News from the Tennessee Valley Opinion


Supreme Court calls a halt to lousy way to spend funds

Nobody denies that many of the projects for which state legislators have used pork-barrel money are worthwhile. But there are right ways and wrong ways to make decisions about spending public money.

The Alabama Supreme Court said Friday that lawmakers have been going about it the wrong way. The court ruled 7-0 that community service grants (the polite name for pork) infringe on the government's separation of powers.

Specifically, the court said the Legislature cannot direct the spending of this money without the executive branch (headed by the governor) being involved. Once the Legislature appropriates the money, "its role ends and it is for the executive branch to make the discretionary decisions as to how appropriated funds shall be expended," the court said.

So, all of a sudden, legislators can't spend $12.8 million they had set aside for pork grants during fiscal 2006.

In fiscal 2005, which ended Friday, each House member got at least $46,800 and each senator at least $140,400 to distribute to education projects they chose in their districts. Legislators would decide which projects would get the money — typically such things as computers, library books, and uniforms for sports, band and cheerleading.

Before a check was issued, a legislative committee would review the projects to make sure they served an educational purpose. The state comptroller would issue the checks — sending them not to the intended recipients but to the legislators, who would pass them out.

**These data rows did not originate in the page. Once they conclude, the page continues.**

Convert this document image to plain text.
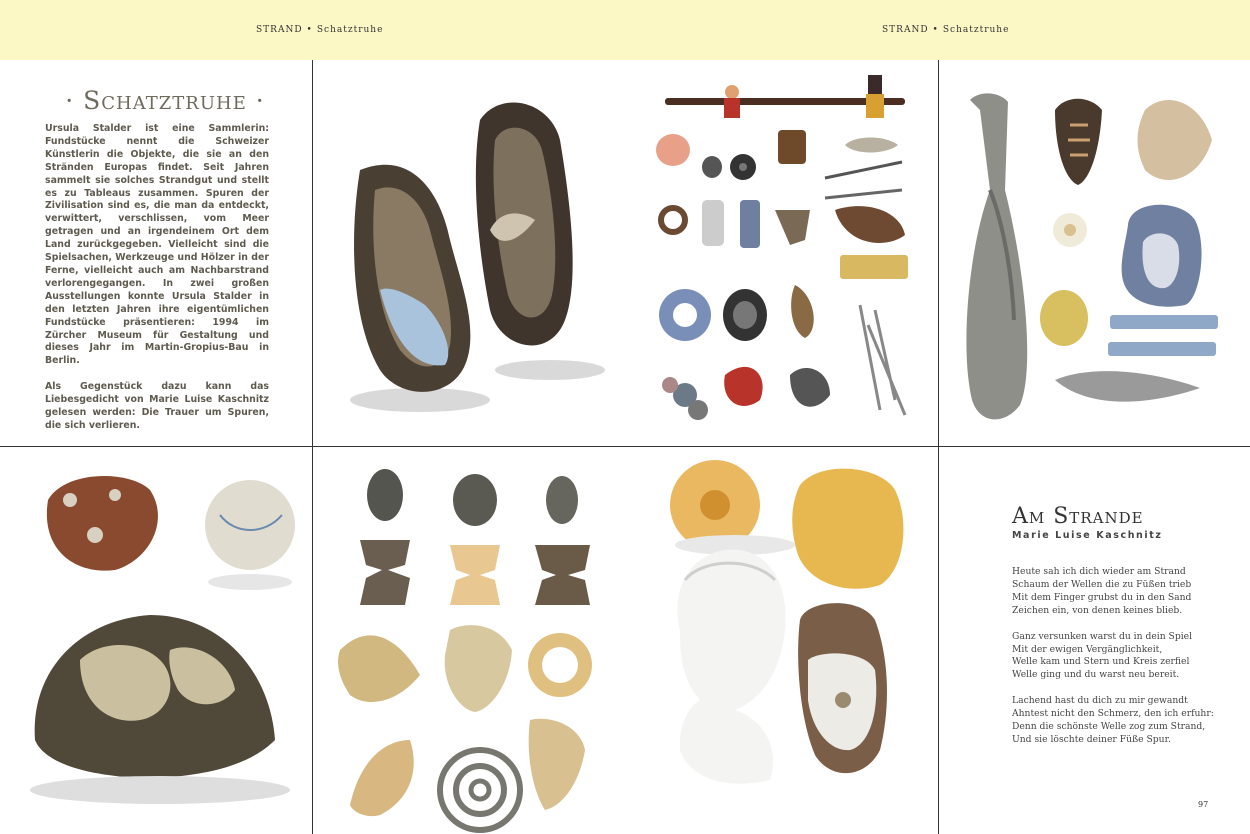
STRAND • Schatztruhe	STRAND • Schatztruhe
· Schatztruhe ·

Ursula Stalder ist eine Sammlerin: Fundstücke nennt die Schweizer Künstlerin die Objekte, die sie an den Stränden Europas findet. Seit Jahren sammelt sie solches Strandgut und stellt es zu Tableaus zusammen. Spuren der Zivilisation sind es, die man da entdeckt, verwittert, verschlissen, vom Meer getragen und an irgendeinem Ort dem Land zurückgegeben. Vielleicht sind die Spielsachen, Werkzeuge und Hölzer in der Ferne, vielleicht auch am Nachbarstrand verlorengegangen. In zwei großen Ausstellungen konnte Ursula Stalder in den letzten Jahren ihre eigentümlichen Fundstücke präsentieren: 1994 im Zürcher Museum für Gestaltung und dieses Jahr im Martin-Gropius-Bau in Berlin.

Als Gegenstück dazu kann das Liebesgedicht von Marie Luise Kaschnitz gelesen werden: Die Trauer um Spuren, die sich verlieren.

Am Strande
Marie Luise Kaschnitz
Heute sah ich dich wieder am Strand
Schaum der Wellen die zu Füßen trieb
Mit dem Finger grubst du in den Sand
Zeichen ein, von denen keines blieb.
Ganz versunken warst du in dein Spiel
Mit der ewigen Vergänglichkeit,
Welle kam und Stern und Kreis zerfiel
Welle ging und du warst neu bereit.
Lachend hast du dich zu mir gewandt
Ahntest nicht den Schmerz, den ich erfuhr:
Denn die schönste Welle zog zum Strand,
Und sie löschte deiner Füße Spur.
97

The system allowed too much control of the money by individual lawmakers, who were essentially free to reward friends, punish enemies and stage-manage their delivery of the money. There was no guarantee that the most critical needs got served first. And timely delivery of the money depended on the whims of the legislators.

We know of at least one case, some years ago, when a legislator seeking re-election was accused of holding onto his checks for months until the election got closer, presumably in hopes that voters would remember his generosity better on Election Day.

The Supreme Court has now made it necessary for legislators to replace that rotten system.